First of all, Happy Thanksgiving to all of those celebrating in the US. The holiday season is officially upon us and I expect it to zoom by very quickly.
I ordered The Gift of Thanks: The Roots and Rituals of Gratitude by Margaret Visser earlier this week and it is down to an even lower price today at $1.58 for the ebook. For that matter, the hardcover it $1.76. Apparently not enough people like to read about the history of expressing gratitude! Or this was warranted as a great doorbuster.
The book discusses the rituals of gratitude and is rather interesting although I've only had the chance to browse through it so far and peruse the introduction which emphasizes the author's premise that gifts and gratitude are freely given. I was reminded of the great Big Bang Theory Christmas episode, "The Bath Item Gift Hypothesis," in which Sheldon exclaims, "Oh, Penny. I know you think you are being generous, but the foundation of gift giving is reciprocity. You haven't given me a gift. You've given me an obligation." With the holidays in process now, this theory certainly will be considered more than once as gifts are given and received. (And, yes, that episode is one of my favorite Christmas episodes of a tv series ever. Look, no rehashing of It's a Wonderful Life or Christmas Carol, either!)
So anyway, the book is definitely worth the price and as I looked through it, I realized it may be of interest to readers here, too.

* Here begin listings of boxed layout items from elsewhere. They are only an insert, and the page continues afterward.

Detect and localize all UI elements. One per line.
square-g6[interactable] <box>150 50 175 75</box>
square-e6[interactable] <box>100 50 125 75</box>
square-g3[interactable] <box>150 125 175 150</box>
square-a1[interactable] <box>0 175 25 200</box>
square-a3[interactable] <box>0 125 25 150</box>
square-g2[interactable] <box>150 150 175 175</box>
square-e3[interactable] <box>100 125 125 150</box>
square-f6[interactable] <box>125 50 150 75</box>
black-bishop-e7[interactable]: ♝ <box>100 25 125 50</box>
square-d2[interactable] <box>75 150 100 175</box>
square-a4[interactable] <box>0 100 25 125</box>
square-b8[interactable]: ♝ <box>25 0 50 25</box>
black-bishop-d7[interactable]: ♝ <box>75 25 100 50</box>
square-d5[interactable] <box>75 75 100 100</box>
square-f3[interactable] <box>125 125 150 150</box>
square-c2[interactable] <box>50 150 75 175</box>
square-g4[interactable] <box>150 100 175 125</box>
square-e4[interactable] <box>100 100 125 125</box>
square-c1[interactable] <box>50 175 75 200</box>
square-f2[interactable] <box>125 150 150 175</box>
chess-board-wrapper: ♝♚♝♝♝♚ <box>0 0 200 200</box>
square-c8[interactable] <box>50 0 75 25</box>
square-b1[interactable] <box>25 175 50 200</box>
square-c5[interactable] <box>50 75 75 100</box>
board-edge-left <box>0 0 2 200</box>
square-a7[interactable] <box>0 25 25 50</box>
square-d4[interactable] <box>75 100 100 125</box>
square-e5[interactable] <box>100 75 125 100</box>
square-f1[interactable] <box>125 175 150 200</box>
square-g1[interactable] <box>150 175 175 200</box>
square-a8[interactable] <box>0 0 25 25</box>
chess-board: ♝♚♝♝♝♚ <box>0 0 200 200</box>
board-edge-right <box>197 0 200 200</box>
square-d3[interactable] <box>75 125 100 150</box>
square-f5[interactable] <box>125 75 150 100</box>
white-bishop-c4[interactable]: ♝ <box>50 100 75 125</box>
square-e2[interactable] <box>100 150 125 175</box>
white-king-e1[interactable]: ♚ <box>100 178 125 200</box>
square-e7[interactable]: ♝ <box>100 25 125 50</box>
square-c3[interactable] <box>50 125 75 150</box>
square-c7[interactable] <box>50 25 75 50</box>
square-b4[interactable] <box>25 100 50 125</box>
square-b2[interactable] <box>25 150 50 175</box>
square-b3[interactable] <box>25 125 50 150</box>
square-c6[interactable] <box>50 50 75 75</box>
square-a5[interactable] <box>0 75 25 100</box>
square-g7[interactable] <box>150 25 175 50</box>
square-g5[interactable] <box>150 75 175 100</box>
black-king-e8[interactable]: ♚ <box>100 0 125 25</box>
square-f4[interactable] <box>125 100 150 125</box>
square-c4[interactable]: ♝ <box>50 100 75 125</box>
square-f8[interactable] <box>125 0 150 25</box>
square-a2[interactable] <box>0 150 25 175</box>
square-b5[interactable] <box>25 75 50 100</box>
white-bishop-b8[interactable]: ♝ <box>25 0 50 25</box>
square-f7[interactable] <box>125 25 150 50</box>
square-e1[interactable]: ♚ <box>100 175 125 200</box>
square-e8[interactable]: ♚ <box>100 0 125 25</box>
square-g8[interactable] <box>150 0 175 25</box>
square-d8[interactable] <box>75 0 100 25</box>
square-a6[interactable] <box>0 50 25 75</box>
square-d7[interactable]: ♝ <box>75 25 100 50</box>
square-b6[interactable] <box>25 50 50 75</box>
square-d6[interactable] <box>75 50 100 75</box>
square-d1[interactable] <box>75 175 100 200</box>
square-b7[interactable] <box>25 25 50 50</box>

Book description from the publisher:
An inquiry into what we mean when we say "thank you." Visser examines all aspects of gratitude ranging from cultural histories to modern customs including mythology, folklore and fiction.

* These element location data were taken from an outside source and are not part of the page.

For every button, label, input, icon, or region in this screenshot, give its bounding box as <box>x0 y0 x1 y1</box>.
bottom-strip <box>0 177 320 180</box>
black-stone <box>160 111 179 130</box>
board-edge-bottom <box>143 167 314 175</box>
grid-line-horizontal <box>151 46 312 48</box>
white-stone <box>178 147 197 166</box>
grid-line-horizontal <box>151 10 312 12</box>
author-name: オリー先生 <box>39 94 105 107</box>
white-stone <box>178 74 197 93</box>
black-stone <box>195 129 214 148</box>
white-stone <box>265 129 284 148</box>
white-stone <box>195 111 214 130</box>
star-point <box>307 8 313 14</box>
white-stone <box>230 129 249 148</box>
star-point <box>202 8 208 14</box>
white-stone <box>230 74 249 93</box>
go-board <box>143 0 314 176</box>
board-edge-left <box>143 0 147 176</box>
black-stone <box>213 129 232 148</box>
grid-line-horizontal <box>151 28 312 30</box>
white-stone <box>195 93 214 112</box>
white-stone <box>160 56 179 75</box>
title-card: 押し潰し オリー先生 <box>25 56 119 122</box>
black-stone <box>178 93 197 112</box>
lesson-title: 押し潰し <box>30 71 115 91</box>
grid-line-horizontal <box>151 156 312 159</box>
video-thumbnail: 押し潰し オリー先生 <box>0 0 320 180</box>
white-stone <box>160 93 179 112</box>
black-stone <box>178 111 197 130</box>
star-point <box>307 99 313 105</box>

A review from Publishers Weekly:
Starred Review. Like a modern Ruth Benedict immersed in classical literature, Visser (Much Depends on Dinner) examines what it really means, in the course of human interaction, to be thankful. Her kindly book turns on itself in an exhaustive but continually engrossing fashion. Beginning with the assumption that [g]ratitude must be freely given; otherwise, it might be a polite show, but it is not gratitude, Visser asks many questions of cultures East and West and provides a plethora of answers. The obscured and deeper meaning of giving thanks is probed through such divergent cultural markers as the work of Georg Simmel and Dickens; the Bible and Proust; Japanese sumimasen, which is both a thanking and an apologizing, and C.C. Baxter in Bill Wilder's The Apartment; Plato's Laws and Seneca's massive treatise on gift giving and the slipperiness of saying you're welcome in today's U.K. What is tipping all about? What is the etymological relationship between votive, vow, favors, grace and gratitude? What might the gestures of courtesy—the curtsy for example—be? Overall, this is a delightful and graceful gift of a book, for which any fortunate recipient will be thankful.